La défaite du Danemark (en 1626-1627) qui les protégeait entraîna le repli des Séfarades vers Amsterdam.

A la fin du XVIIe siècle, des Séfarades, sujets des Ottomans, s’installèrent à Vienne après obtention de lettres patentes. Une communauté juive commença à s’organiser et fut dotée d’un statut en 1778.

Lorsque les Juifs furent expulsés d’Espagne (en 1492), la Pologne et la Lituanie n’étaient pas encore les terres de tolérance qu’elles allaient devenir dans le dernier quart du XVIe siècle.

Ainsi, en 1495, les Juifs furent expulsés de Lituanie et de Cracovie. Jusqu’en 1503, ces expulsés s’installèrent sur les territoires de la couronne de Pologne avant d’obtenir le droit de revenir en Lituanie. Malgré une atmosphère chargée (les Juifs étaient accusés de profaner les hosties et de favoriser la conversion de Chrétiens au judaïsme, alors que le protestantisme ne cessait de gagner du terrain), les souverains polonais prêtèrent une oreille distraite à ces accusations et ils firent appel à des spécialistes juifs, en particulier à des médecins.

Citons Isaac d’Espagne, arrivé en Pologne avec sa famille vers 1496, après avoir été au service du Shah de Perse, Uzum Hassan. Citons également Samuel Bar Meshulam qui fut au service des monarques polonais Sigismond Ier et Sigismond II Auguste.

Ces médecins et chirurgiens séfarades fréquentaient à la cour du roi et autres puissants personnages des Juifs italiens et allemands tels Simon Ashkenazy, Efraïm Fischel, Saül Walh ou Elie Montalto, des humanistes (souvent doublés de diplomates) qui tous avaient fait leurs études en Italie, étaient des talmudistes et des connaisseurs de Maïmonide.

Ces Juifs contribuèrent donc à créer une ambiance favorable aux Juifs dans la Confédération polono-lituanienne, une ambiance que confirmait Josef Nassi, le neveu de Doña Gracia Nassi, banquier de Soliman le Magnifique (1520-1566) sous lequel il eut un rôle diplomatique de première importance, puisqu’il traitait avec la Perse et la Confédération polono-lituanienne. Il contribua en particulier à l’amélioration des relations polono-turques. En remerciement, le sultan lui remit en fief la région de Tibériade pour y installer des Juifs.
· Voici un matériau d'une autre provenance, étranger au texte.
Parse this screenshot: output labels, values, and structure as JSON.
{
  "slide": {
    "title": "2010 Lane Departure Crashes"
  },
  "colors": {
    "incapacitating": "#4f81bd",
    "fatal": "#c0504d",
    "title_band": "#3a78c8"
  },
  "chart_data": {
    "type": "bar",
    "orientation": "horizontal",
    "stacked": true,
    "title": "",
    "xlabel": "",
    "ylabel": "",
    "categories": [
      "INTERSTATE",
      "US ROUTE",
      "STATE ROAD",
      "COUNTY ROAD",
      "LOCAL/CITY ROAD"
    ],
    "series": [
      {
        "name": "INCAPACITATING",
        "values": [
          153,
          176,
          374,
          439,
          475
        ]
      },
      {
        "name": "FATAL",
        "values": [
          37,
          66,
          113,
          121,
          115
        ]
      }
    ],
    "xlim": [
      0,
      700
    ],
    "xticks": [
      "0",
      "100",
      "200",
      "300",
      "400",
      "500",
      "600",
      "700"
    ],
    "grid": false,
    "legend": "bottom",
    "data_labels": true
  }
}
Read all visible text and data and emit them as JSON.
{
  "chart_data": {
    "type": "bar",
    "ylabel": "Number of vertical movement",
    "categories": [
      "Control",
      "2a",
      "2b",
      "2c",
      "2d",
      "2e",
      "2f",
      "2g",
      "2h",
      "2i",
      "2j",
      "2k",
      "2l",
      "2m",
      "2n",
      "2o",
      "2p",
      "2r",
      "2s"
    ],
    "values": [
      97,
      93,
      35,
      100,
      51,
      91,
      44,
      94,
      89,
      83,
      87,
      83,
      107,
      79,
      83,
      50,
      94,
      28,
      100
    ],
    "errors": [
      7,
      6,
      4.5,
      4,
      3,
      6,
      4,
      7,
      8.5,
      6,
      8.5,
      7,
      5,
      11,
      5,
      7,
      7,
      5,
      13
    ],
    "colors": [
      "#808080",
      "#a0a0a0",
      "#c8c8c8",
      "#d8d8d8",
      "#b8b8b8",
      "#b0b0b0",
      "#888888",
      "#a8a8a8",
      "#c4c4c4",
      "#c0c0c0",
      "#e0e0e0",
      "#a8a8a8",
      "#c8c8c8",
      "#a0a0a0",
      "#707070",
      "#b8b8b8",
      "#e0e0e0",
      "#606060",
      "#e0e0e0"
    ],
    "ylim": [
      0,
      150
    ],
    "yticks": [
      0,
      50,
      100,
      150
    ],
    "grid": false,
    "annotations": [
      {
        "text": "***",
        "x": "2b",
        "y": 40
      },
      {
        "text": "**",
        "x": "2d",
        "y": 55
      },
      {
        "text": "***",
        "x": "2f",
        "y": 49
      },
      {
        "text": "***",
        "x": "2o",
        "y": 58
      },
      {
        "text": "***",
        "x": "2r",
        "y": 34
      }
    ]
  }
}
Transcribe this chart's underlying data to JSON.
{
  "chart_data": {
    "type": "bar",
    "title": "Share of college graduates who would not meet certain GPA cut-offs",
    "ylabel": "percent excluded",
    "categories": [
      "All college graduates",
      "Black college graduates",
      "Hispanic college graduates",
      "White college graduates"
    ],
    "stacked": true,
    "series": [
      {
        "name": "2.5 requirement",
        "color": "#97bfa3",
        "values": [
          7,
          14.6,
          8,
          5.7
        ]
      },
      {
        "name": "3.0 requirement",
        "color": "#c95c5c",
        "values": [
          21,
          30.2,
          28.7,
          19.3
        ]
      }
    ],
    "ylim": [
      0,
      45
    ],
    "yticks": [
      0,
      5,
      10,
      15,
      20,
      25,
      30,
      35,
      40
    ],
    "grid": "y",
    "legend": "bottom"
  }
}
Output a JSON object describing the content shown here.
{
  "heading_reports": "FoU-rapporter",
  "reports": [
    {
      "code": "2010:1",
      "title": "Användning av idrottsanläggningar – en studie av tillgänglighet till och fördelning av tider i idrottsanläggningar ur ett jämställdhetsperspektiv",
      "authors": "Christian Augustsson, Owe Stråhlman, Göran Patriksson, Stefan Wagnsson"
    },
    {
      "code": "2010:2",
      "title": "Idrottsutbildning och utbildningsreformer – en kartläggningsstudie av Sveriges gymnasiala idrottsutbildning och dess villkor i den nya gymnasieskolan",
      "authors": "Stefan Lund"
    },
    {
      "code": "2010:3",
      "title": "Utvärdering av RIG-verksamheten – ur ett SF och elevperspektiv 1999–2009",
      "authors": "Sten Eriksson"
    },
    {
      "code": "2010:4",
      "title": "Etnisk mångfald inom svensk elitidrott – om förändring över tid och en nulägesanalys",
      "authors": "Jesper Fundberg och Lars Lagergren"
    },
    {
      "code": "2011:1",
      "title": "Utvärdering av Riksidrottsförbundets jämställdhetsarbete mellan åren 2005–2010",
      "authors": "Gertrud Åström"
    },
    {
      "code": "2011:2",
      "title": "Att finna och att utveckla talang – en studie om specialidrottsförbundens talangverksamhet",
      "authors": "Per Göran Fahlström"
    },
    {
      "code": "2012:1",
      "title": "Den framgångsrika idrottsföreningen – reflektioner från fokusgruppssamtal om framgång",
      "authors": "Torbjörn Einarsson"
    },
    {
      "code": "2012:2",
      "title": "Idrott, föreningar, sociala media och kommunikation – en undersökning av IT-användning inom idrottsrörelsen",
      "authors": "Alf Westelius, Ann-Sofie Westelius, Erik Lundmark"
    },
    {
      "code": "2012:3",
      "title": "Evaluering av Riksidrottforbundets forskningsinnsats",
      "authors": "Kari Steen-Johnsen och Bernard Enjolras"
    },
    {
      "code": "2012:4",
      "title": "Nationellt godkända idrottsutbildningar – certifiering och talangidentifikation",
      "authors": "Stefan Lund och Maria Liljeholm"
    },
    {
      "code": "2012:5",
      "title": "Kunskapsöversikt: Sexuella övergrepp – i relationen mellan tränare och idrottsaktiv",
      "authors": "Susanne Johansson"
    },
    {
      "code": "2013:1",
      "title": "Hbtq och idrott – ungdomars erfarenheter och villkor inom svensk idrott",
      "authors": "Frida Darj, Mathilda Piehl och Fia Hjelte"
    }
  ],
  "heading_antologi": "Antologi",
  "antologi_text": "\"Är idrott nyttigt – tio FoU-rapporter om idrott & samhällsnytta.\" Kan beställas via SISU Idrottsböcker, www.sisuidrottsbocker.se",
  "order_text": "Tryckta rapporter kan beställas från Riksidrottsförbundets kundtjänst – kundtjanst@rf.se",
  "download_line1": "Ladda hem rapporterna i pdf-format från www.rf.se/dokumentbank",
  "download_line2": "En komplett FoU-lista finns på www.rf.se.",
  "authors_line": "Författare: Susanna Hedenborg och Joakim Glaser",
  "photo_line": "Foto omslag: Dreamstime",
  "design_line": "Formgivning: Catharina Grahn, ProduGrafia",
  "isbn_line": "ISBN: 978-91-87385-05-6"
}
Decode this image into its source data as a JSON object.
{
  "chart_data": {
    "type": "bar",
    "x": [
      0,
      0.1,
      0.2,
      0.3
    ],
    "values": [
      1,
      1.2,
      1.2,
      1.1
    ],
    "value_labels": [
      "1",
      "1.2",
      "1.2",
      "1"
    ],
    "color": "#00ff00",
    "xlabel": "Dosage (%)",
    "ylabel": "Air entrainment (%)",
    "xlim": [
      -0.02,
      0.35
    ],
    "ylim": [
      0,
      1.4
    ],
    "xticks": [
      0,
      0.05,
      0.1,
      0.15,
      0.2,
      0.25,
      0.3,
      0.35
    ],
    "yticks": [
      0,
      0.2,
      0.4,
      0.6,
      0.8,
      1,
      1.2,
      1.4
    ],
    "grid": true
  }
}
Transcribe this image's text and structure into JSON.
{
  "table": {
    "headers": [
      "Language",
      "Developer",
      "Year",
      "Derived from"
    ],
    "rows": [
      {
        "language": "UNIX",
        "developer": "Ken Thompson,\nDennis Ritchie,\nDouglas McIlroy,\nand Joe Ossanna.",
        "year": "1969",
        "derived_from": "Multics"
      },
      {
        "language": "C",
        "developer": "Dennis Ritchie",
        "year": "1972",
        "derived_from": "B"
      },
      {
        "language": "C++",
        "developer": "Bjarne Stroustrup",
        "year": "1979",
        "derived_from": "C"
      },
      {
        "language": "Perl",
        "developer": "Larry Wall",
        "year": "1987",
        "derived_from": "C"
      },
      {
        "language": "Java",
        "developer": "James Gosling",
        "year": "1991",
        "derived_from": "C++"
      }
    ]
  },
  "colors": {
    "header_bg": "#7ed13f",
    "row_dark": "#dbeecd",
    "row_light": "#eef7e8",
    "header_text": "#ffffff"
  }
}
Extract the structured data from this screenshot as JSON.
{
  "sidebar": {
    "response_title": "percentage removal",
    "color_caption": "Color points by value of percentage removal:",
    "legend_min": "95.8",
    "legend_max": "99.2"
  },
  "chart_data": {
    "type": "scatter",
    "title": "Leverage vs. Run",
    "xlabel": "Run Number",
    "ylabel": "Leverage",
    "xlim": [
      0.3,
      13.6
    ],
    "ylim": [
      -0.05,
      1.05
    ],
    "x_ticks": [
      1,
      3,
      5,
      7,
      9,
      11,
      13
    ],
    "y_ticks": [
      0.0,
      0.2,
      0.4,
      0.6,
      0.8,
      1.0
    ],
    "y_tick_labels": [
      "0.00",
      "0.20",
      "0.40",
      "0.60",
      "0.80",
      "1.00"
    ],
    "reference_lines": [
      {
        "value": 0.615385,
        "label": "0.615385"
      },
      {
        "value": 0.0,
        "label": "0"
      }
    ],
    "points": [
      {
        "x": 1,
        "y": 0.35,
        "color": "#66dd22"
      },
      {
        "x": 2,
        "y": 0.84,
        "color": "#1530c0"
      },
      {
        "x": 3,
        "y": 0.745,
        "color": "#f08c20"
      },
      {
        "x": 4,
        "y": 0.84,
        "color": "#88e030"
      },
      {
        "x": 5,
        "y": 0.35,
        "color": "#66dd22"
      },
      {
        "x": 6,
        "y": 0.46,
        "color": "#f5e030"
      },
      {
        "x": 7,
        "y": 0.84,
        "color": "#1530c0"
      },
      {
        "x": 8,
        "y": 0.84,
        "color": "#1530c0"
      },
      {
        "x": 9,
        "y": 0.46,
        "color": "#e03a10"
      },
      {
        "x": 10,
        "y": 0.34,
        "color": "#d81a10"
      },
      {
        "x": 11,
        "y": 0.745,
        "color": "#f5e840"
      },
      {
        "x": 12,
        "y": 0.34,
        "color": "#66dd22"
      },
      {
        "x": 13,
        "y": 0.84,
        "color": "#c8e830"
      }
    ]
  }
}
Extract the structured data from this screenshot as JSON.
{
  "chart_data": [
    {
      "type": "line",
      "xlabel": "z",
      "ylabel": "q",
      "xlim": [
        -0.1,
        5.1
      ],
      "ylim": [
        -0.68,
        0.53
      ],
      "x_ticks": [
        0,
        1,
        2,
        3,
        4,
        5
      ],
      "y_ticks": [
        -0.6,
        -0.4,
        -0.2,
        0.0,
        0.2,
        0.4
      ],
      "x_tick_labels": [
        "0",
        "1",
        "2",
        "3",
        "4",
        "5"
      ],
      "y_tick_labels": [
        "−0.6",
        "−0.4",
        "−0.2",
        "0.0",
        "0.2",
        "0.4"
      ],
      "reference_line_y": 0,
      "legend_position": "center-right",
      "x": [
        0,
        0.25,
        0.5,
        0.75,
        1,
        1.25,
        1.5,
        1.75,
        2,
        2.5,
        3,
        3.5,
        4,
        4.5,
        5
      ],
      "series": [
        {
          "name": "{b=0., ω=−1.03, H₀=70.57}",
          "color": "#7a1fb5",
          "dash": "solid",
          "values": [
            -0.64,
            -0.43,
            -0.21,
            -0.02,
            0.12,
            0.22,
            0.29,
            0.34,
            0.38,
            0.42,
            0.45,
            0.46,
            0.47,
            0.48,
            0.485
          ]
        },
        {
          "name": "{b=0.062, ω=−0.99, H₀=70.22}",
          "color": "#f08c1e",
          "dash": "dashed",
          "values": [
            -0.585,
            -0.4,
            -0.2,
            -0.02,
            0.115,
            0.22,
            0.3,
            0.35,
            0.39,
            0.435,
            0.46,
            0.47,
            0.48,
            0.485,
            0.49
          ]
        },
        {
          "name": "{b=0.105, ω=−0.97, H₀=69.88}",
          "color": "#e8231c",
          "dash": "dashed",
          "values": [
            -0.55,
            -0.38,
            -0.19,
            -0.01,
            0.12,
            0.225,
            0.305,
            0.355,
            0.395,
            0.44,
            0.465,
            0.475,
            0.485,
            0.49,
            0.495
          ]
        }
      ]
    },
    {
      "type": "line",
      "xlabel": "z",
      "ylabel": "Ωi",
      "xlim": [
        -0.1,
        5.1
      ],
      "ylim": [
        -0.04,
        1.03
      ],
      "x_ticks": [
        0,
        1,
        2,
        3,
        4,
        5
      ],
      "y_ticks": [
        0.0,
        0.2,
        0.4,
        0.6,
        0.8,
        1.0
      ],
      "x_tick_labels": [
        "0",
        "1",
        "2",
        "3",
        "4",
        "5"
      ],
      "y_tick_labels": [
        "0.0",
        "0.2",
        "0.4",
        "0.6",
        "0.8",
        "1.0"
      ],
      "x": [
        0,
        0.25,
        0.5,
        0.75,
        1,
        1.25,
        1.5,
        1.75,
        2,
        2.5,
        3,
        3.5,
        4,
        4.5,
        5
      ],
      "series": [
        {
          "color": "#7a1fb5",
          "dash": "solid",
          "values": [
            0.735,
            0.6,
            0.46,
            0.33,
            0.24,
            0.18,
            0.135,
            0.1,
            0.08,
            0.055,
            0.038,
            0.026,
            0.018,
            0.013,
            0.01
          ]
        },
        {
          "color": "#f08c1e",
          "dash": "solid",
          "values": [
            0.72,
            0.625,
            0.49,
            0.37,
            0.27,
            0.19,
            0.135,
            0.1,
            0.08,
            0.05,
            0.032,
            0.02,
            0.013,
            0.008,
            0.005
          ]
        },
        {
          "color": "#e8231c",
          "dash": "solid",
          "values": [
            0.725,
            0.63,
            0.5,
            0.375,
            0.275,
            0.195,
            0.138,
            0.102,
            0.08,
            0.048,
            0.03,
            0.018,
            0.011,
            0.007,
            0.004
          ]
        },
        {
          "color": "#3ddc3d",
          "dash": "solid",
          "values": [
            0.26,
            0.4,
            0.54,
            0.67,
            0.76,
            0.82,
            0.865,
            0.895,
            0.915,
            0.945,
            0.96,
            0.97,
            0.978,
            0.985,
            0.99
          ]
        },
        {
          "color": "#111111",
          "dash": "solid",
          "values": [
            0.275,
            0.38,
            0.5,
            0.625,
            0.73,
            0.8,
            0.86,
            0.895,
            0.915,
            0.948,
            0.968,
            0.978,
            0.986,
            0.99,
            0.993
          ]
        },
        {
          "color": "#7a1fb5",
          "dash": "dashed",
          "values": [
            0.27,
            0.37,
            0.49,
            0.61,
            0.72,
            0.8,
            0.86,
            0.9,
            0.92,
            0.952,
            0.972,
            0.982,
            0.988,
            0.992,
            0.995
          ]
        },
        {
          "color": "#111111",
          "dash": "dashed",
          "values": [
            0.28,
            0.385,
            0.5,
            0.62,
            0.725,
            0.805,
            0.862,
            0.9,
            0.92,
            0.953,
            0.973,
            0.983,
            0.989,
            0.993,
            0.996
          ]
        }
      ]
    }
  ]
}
Dans les années 1590, la tension grandit entre la Turquie et la Pologne au sujet de la Moldavie et de la Valachie. Sigismond II Auguste, secondé par Josef Nassi, avait su maintenir la paix. Mais avec l’arrivée au pouvoir de Sigismond III, les relations entre ces deux pays se détériorèrent.

Le chancelier Jean Zamoyski fit appel à David Pasza (un Séfarade converti à l’Islam) afin de remédier à cette situation. Jean Zamoyski, fondateur en 1580 de la ville de Zamosc, s’employa à y attirer les Séfarades installés en Turquie et, à cet effet, il leur octroya en 1588 toutes sortes de privilèges calqués sur ceux dont bénéficiaient les Juifs de Hambourg.


La famille Zamoyski s’efforça donc d’attirer les Séfarades.

Ces derniers étaient grossistes en produits orientaux, médecins, pharmaciens, fabricants de produits de luxe. En assurant la protection de Gdansk, Thomas Zamoyski les incita à commercer avec les Provinces-Unies. La situation géographique de Zamosc en faisait une place de transit d’autant plus importante que le rôle de Lwow n’avait cessé de décroître pour cause de taux d’intérêts trop élevés, de la menace turque et du déplacement des voies terrestres vers la route maritime Venise-Gdansk.

A la fin du XVIe siècle, en Europe centrale et orientale, on a donc cherché à attirer les Séfarades originaires de la Péninsule ibérique afin qu’ils développent des relations commerciales entre l’Europe du Nord-Ouest et la Méditerranée (Péninsule ibérique et Empire ottoman).

Malgré l’appui de souverains et de puissants personnages, les Séfarades appelés dans ces régions se heurtèrent à diverses oppositions. Premièrement, celle de l’Église luthérienne et de l’Église catholique ; deuxièmement, celle de la bourgeoisie locale qui voyait en eux de dangereux concurrents ; troisièmement, celle des Ashkénazes qui avaient leurs habitudes et qui eux aussi considéraient que ces nouveaux-venus marchaient sur leurs plate-bandes.

Vers le milieu du XVIIe siècle, les Séfarades prirent donc une fois encore le chemin de l’exil. Ils quittèrent l’Europe centrale et orientale pour les Provinces-Unies et la Turquie.